Per meglio comprendere l’impatto delle attività umane sulla quantità di emissioni risulta utile esaminare l’andamento temporale circa la variazione di tali emissioni una volta che le norme restrittive vengono rilassate. Prendendo in esame la Cina si può notare che, a seguito della forte diminuzione (-18,4% per il mese di febbraio, -9,2% marzo), si è registrato un recupero ed un aumento (+0,6% nel mese di aprile e +5,4% a maggio) delle emissioni di CO2.

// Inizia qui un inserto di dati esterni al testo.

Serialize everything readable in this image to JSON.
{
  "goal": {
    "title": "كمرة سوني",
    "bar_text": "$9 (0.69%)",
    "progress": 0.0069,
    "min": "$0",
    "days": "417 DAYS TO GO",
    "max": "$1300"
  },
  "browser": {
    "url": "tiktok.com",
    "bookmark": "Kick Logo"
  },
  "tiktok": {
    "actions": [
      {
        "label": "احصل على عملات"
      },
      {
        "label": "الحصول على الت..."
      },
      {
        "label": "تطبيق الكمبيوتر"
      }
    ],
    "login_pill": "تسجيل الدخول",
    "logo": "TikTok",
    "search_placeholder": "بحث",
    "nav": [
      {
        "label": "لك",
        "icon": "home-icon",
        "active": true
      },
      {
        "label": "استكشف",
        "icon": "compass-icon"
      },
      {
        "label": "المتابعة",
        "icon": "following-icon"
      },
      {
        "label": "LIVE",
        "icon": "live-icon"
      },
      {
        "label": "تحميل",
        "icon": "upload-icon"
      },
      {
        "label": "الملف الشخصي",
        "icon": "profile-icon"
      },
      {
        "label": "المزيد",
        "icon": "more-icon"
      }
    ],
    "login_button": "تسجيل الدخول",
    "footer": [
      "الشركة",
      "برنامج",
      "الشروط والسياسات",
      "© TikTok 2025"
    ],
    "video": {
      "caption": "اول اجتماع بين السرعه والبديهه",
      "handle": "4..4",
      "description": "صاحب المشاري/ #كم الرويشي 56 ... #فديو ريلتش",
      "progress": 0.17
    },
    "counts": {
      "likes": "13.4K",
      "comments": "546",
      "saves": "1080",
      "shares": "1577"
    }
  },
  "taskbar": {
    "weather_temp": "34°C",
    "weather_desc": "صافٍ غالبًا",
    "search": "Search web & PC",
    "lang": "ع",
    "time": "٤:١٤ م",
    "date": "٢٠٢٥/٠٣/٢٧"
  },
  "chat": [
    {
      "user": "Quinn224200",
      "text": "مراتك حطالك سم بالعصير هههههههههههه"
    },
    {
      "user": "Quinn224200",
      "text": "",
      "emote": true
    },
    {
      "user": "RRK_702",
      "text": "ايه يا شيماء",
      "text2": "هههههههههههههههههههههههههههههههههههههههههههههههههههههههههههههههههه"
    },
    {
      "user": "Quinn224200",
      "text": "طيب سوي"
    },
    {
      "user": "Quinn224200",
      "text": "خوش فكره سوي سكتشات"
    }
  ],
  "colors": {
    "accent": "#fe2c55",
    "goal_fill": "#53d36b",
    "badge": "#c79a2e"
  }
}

Tuttavia, negli altri paesi non si è registrato un incremento come quello cinese, come si può ben vedere nei grafici seguenti:
Il modello utilizzato però, non predice gli effetti della pandemia sul medio e lungo periodo, poiché esso dipenderà strettamente dalla persistenza della stessa e dalle norme adottate per respingerla.
Tuttavia, il modello ha chiaramente dimostrato come l’attività umana abbia un impatto massivo sulle emissioni di CO2. Se vogliamo che alla fine della pandemia il suo lascito non sia solo una ferita composta da tanti morti, famiglie devastate, economie al collasso, dobbiamo fare tesoro dall’esperienza che abbiamo accumulato in questi mesi: se risulta impossibile spostare verso lo smartworking lavori come, per esempio, l’allevamento, d’altro canto decine o centinaia di migliaia di lavoratori hanno potuto proseguire nella propria attività avvalendosi di questo prezioso strumento, contribuendo alla diminuzione di emissioni senza rinunciare ad essere produttivi. Il lascito di questa tragedia (a parte l’assaggio di restrizioni e lockdown) fa capire che le grandi battaglie, che siano i cambiamenti climatici o una pandemia, si combattono insieme, come umani.